On the other hand, Kolomoisky’s idea of nationalizing the properties belonging to those he suspects of support for “separatists” in the east of the country has already drawn a favourable response from Ukraine’s parliament, Verkhovna Rada. A bill to this effect is already in the process of consideration. The underlying risk is the label “separatist” easily sticks to any dissenter, so the law may begin to be used for taking away people’s apartments, country homes and cars, thereby triggering another tide of violence,” Delyagin said.

“It is noteworthy that Ukraine’s richest people have ignored Arseniy Yatsenyuk’s call of one month ago to raise funds for restoring the damaged infrastructures of the Donetsk and Luhansk regions. These are absolutely cynical people, moneybags, who just do not care about the misfortunes of their fellow citizens,” the editor-in-chief of the weekly Zavtra (Tomorrow), Aleksandr Prokhanov, has told ITAR-TASS.

“In a geostrategic situation that is so painful for the Ukrainian people those who rule the roost in Ukraine these days are devoid of any real political experience and absolutely not interested in preserving the state,” Prokhanov said.

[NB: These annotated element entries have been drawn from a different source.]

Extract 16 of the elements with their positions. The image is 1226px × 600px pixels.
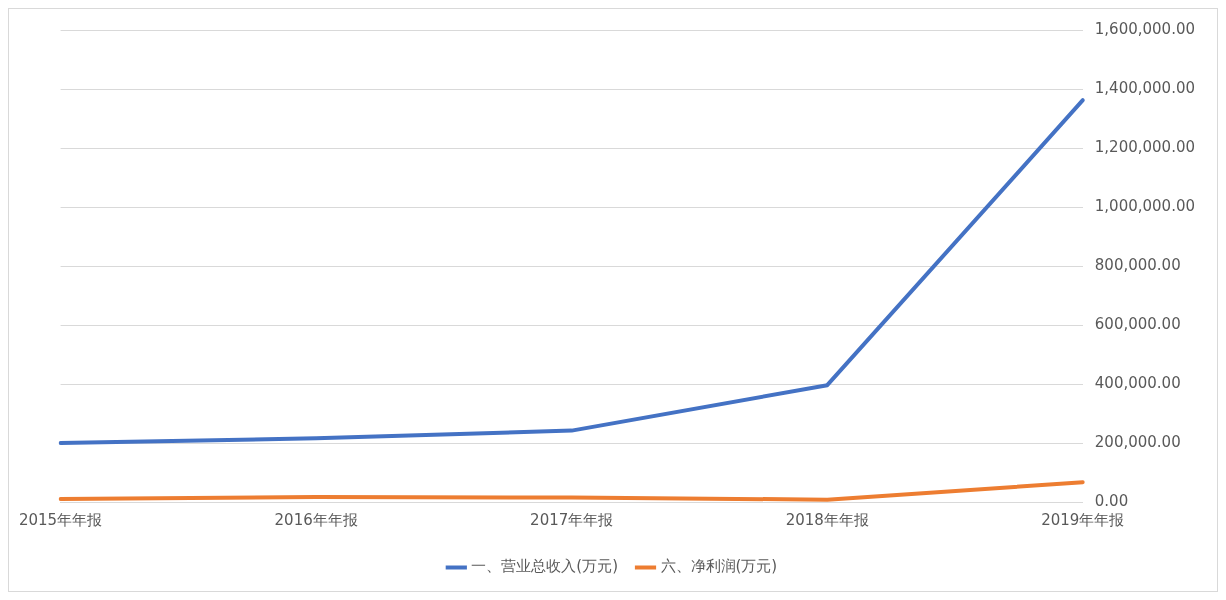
y-tick-label: 1,600,000.00 [1094, 19, 1196, 38]
legend-label: 一、营业总收入(万元) [471, 557, 619, 576]
legend-label: 六、净利润(万元) [660, 557, 778, 576]
y-tick-label: 1,000,000.00 [1094, 196, 1196, 215]
x-tick-label: 2017年年报 [530, 510, 614, 529]
y-tick-label: 600,000.00 [1094, 314, 1181, 333]
y-tick-label: 1,400,000.00 [1094, 78, 1196, 97]
x-tick-label: 2015年年报 [18, 510, 103, 529]
y-tick-label: 400,000.00 [1094, 373, 1181, 392]
y-tick-label: 800,000.00 [1094, 255, 1181, 274]
x-tick-label: 2018年年报 [785, 510, 869, 529]
y-tick-label: 0.00 [1094, 491, 1129, 510]
y-tick-label: 200,000.00 [1094, 432, 1181, 451]
y-tick-label: 1,200,000.00 [1094, 137, 1196, 156]
x-tick-label: 2016年年报 [274, 510, 358, 529]
x-tick-label: 2019年年报 [1041, 510, 1125, 529]
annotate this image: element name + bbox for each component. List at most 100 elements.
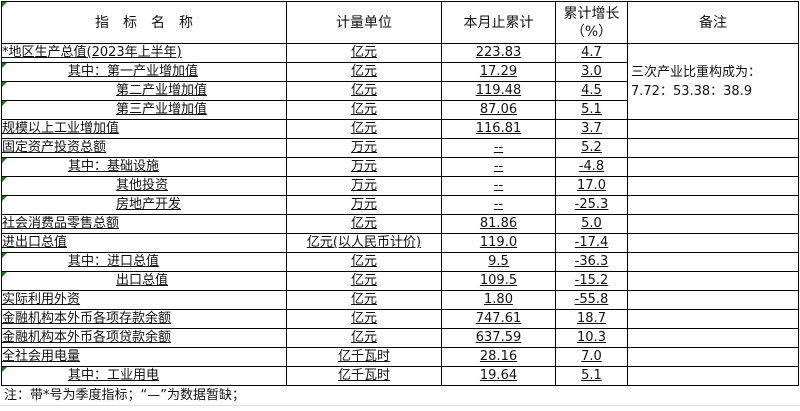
- growth-cell[interactable]: 5.1: [555, 100, 628, 120]
- cumulative-value-cell[interactable]: --: [441, 195, 556, 215]
- growth-cell[interactable]: 5.0: [555, 214, 628, 234]
- growth-cell[interactable]: 5.2: [555, 138, 628, 158]
- cumulative-value-cell[interactable]: 747.61: [441, 309, 556, 329]
- indicator-name-cell[interactable]: 进出口总值: [1, 233, 287, 253]
- remark-cell[interactable]: [627, 233, 799, 253]
- indicator-name-cell[interactable]: 其中：基础设施: [1, 157, 287, 177]
- indicator-name-cell[interactable]: 第二产业增加值: [1, 81, 287, 101]
- cumulative-value-cell[interactable]: 87.06: [441, 100, 556, 120]
- indicator-name-cell[interactable]: 规模以上工业增加值: [1, 119, 287, 139]
- remark-cell[interactable]: [627, 138, 799, 158]
- indicator-name-cell[interactable]: 出口总值: [1, 271, 287, 291]
- cumulative-value-cell[interactable]: 223.83: [441, 43, 556, 63]
- unit-cell[interactable]: 亿千瓦时: [286, 347, 442, 367]
- table-row: 其中：工业用电 亿千瓦时 19.64 5.1: [1, 366, 799, 386]
- indicator-name-cell[interactable]: 实际利用外资: [1, 290, 287, 310]
- remark-cell[interactable]: [627, 290, 799, 310]
- growth-cell[interactable]: 18.7: [555, 309, 628, 329]
- indicator-name-cell[interactable]: 其他投资: [1, 176, 287, 196]
- cumulative-value-cell[interactable]: 19.64: [441, 366, 556, 386]
- remark-cell[interactable]: [627, 271, 799, 291]
- unit-cell[interactable]: 亿元: [286, 271, 442, 291]
- remark-cell[interactable]: [627, 195, 799, 215]
- growth-cell[interactable]: -25.3: [555, 195, 628, 215]
- indicator-name-cell[interactable]: 全社会用电量: [1, 347, 287, 367]
- indicator-name-cell[interactable]: *地区生产总值(2023年上半年): [1, 43, 287, 63]
- growth-cell[interactable]: 3.0: [555, 62, 628, 82]
- unit-cell[interactable]: 亿元: [286, 43, 442, 63]
- growth-cell[interactable]: -17.4: [555, 233, 628, 253]
- growth-cell[interactable]: -4.8: [555, 157, 628, 177]
- cumulative-value-cell[interactable]: 119.48: [441, 81, 556, 101]
- remark-cell[interactable]: [627, 347, 799, 367]
- indicator-name-cell[interactable]: 固定资产投资总额: [1, 138, 287, 158]
- unit-cell[interactable]: 亿元: [286, 119, 442, 139]
- growth-cell[interactable]: -15.2: [555, 271, 628, 291]
- unit-cell[interactable]: 亿元: [286, 81, 442, 101]
- remark-cell[interactable]: [627, 119, 799, 139]
- unit-cell[interactable]: 亿元: [286, 100, 442, 120]
- cumulative-value-cell[interactable]: 81.86: [441, 214, 556, 234]
- unit-cell[interactable]: 亿元: [286, 309, 442, 329]
- header-growth[interactable]: 累计增长 （%）: [555, 1, 628, 44]
- unit-cell[interactable]: 亿元(以人民币计价): [286, 233, 442, 253]
- header-cumulative[interactable]: 本月止累计: [441, 1, 556, 44]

Ukrainian oligarchs stay aloof from the real drama of millions of people. Mammoth wealth is their sole obsession. When the country’s gas and food market shrank, Ukrainian multi-millionaires launched a war for redistribution of assets among oligarchic groups,” Prokhanov said.

“In Russia, the state managed to keep oligarchs away from the political leverage. In Ukraine, on the contrary, the oligarchs have gained an upper hand over the interests of the state,” the director of the Institute of Political Studies, Civic Chamber member Sergey Markov has told ITAR-TASS.

“Some of Ukraine’s big business tycoons have criminal backgrounds. They do not stop at brutal crackdowns on their opponents. Let us recall the May 2 tragedy in Odessa, where 48 people were burned alive in the Trade Unions Building. After that tragedy Kolomoisky, whom Russia’s Investigative Committee has put on an international wanted list, appointed his crony to govern the Odessa Region. The Odessa port and the nearby chemical plant are now changing hands to Kolomoisky’s benefit,” the analyst pointed out.

Kolomoisky is the chief sponsor of suppressing popular protests in the southeast of Ukraine against the authorities in Kiev and their policies. He is also the main beneficiary of the so-called anti-terrorist operation,” Markov said. “In a word, the wealthiest people of Ukraine have been using the political and economic crisis in the country for their own selfish interests in the struggle for power and for property.